Ik heb een tijdje geleden een ergens een cotoneasterstruik gekregen. Deze was eigenlijk al meer dood dan levend, met weinig wortels en een schimmel op de wortels.
Ik heb de struik uit elkaar 'gescheurd' en de nog levende delen in een potje gestoken. Het grote deel van de struik is dood gegaan, maar 2 kleine stokjes die ik ook in een potje had gestoken, hebben het overleefd.
Aanvankelijk was dit meer een test onder het mom van 'eens kijken of dit overleefd', maar ik ben toch onder de indruk van de groei die zij ondertussen vertoond hebben.
Het zullen waarschijnlijk nooit pareltjes worden, maar dit lijkt me toch leuk materiaal om op te experimenteren en mee te spelen.
De linker lijkt me leuk om een cascade van te maken gezien de lange tak die naar beneden groeit.
Het stammetje is afgestorven, behalve de kant waar de zijtak is gegroeid. Deze zijtak is trouwens toch al een duim dik op pakweg een jaar groei.
Hier ben ik geneigd om de naar beneden groeiende tak al te bedraden en in bochtjes te plooien.
Zijn er argumenten om dit niet te doen?
Foute periode?
Eerst verpotten om inplantingshoek te bepalen?

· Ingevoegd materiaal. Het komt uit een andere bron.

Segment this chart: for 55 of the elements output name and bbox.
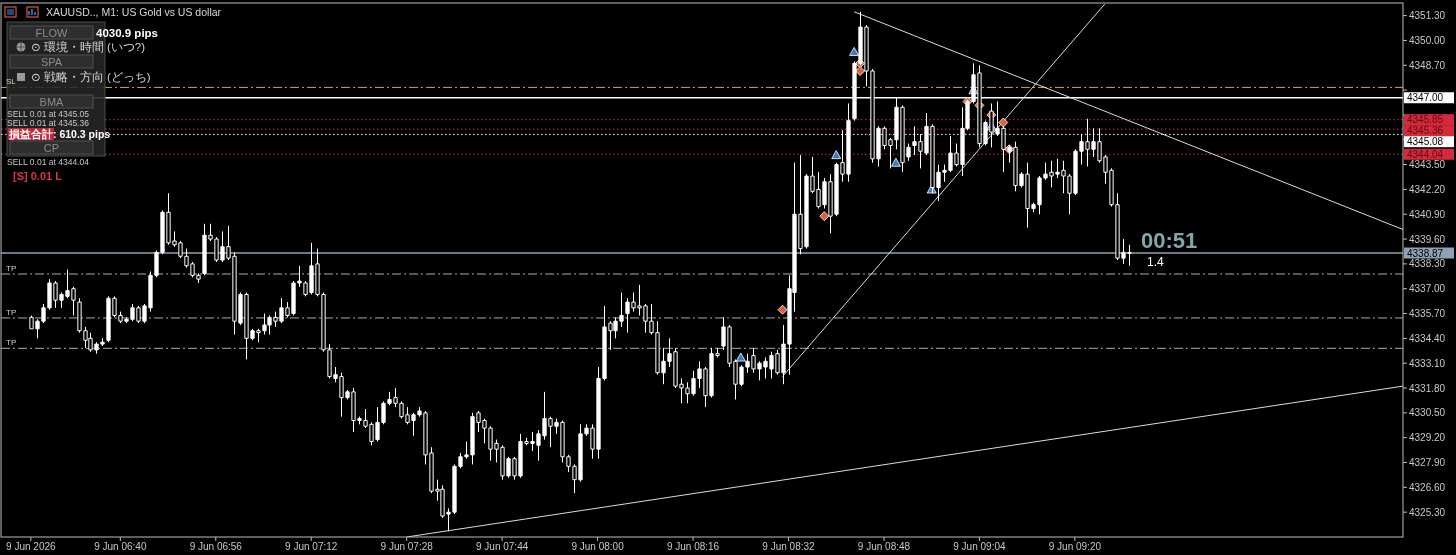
annotation: CP — [43, 141, 60, 154]
annotation: SELL 0.01 at 4344.04 — [7, 157, 90, 167]
y-tick-label: 4335.70 — [1409, 308, 1446, 320]
annotation: SPA — [40, 55, 63, 68]
x-tick-label: 9 Jun 08:32 — [762, 541, 816, 552]
y-tick-label: 4330.50 — [1409, 407, 1446, 419]
y-tick-label: 4334.40 — [1409, 332, 1446, 344]
ref-line-label: 4347.00 — [1407, 92, 1444, 104]
x-tick-label: 9 Jun 07:28 — [380, 541, 434, 552]
y-tick-label: 4339.60 — [1409, 233, 1446, 245]
y-tick-label: 4337.00 — [1409, 283, 1446, 295]
y-tick-label: 4348.70 — [1409, 59, 1446, 71]
ref-line-label: SL — [6, 77, 17, 87]
ref-line-label: 4344.04 — [1407, 148, 1444, 160]
y-tick-label: 4333.10 — [1409, 357, 1446, 369]
annotation: 損益合計: 610.3 pips — [8, 128, 111, 141]
x-tick-label: 9 Jun 09:04 — [953, 541, 1006, 552]
ref-line-label: 4338.87 — [1407, 247, 1444, 259]
ref-line-label: 4345.08 — [1407, 136, 1444, 148]
y-tick-label: 4326.60 — [1409, 481, 1446, 493]
x-tick-label: 9 Jun 2026 — [6, 541, 57, 552]
annotation: BMA — [39, 95, 65, 108]
y-tick-label: 4331.80 — [1409, 382, 1446, 394]
y-tick-label: 4340.90 — [1409, 208, 1446, 220]
y-tick-label: 4329.20 — [1409, 432, 1446, 444]
y-tick-label: 4342.20 — [1409, 183, 1446, 195]
x-tick-label: 9 Jun 08:48 — [857, 541, 911, 552]
ref-line-label: TP — [6, 264, 17, 274]
x-tick-label: 9 Jun 07:12 — [285, 541, 338, 552]
y-tick-label: 4350.00 — [1409, 34, 1446, 46]
annotation: 00:51 — [1141, 227, 1198, 253]
y-tick-label: 4325.30 — [1409, 506, 1446, 518]
annotation: FLOW — [35, 26, 68, 39]
x-tick-label: 9 Jun 08:16 — [666, 541, 720, 552]
chart-title: XAUUSD.., M1: US Gold vs US dollar — [46, 6, 222, 18]
ref-line-label: TP — [6, 307, 17, 317]
annotation: SELL 0.01 at 4345.36 — [7, 118, 90, 128]
x-tick-label: 9 Jun 06:56 — [189, 541, 243, 552]
annotation: SELL 0.01 at 4345.05 — [7, 109, 90, 119]
annotation: 4030.9 pips — [96, 27, 159, 39]
x-tick-label: 9 Jun 08:00 — [571, 541, 625, 552]
x-tick-label: 9 Jun 06:40 — [94, 541, 147, 552]
y-tick-label: 4338.30 — [1409, 258, 1446, 270]
y-tick-label: 4351.30 — [1409, 10, 1446, 22]
annotation: ⊙ 環境・時間 (いつ?) — [31, 40, 146, 53]
annotation: 1.4 — [1147, 255, 1165, 269]
ref-line-label: 4345.36 — [1407, 125, 1444, 137]
x-tick-label: 9 Jun 09:20 — [1048, 541, 1102, 552]
y-tick-label: 4327.90 — [1409, 457, 1446, 469]
annotation: [S] 0.01 L — [13, 170, 63, 182]
x-tick-label: 9 Jun 07:44 — [476, 541, 529, 552]
ref-line-label: 4345.85 — [1407, 114, 1444, 126]
ref-line-label: TP — [6, 338, 17, 348]
y-tick-label: 4343.50 — [1409, 159, 1446, 171]
annotation: ⊙ 戦略・方向 (どっち) — [31, 70, 151, 83]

Bij de rechter was er na het afknippen van het stammetje bovenaan een uitloper ontstaan.
Deze heb ik vrij snel bedraad. Daarna is dit een beetje vergeten en door de snelle diktegroei is de draad wat ingegroeid. Maar hij heeft hierdoor al wel een stamverlenging gekregen. Deze zou ik verder opgaand willen opbouwen.

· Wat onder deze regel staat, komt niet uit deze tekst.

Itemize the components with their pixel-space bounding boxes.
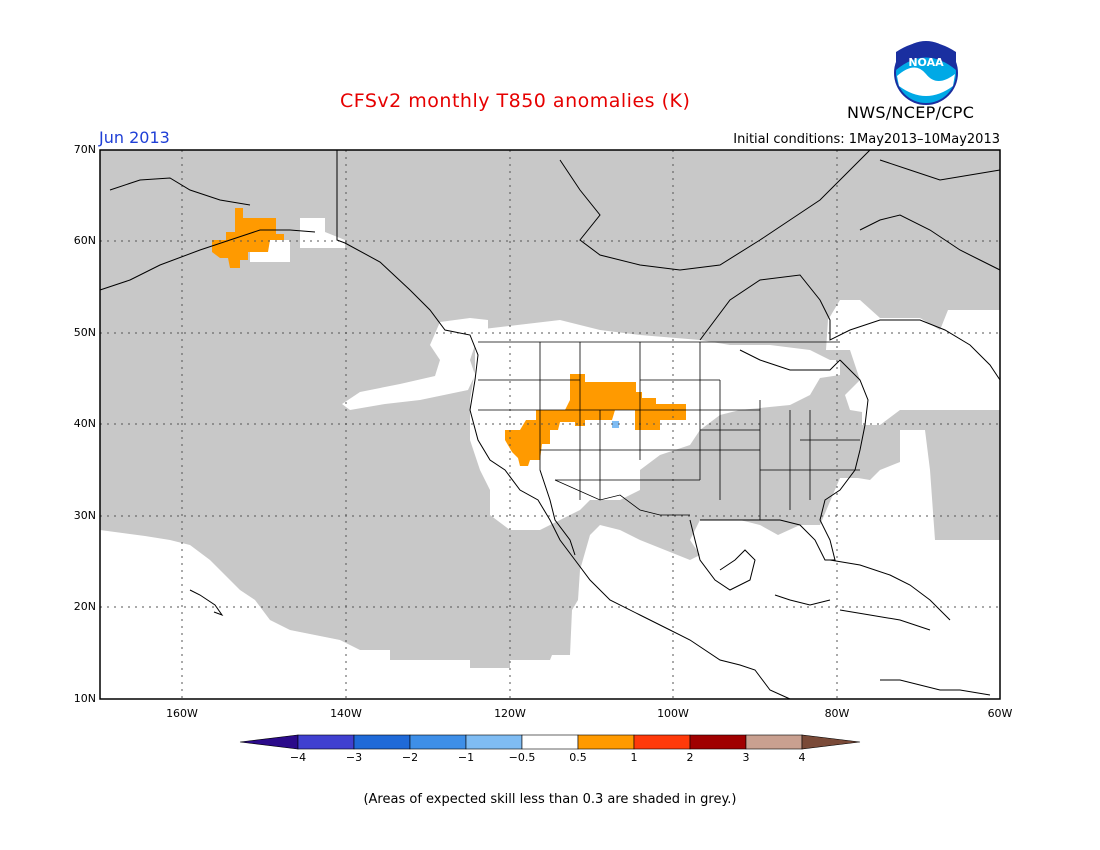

Begin ik hier al aan te snoeien of is het daar niet de geschikte periode voor?
Bij deze zie je dat de schors op het stammetje wordt weggedrukt door het callus van de snoeiwond. Het lijkt me daarom dat het stammetje ook deels is afgestorven, zoals bij de andere cotoneaster. Jammer, want dan zal dit waarschijnlijk ook niet meer echt verdikken. We zien wel wat het geeft.
Zoals ik al zei, zijn deze om op te experimenteren...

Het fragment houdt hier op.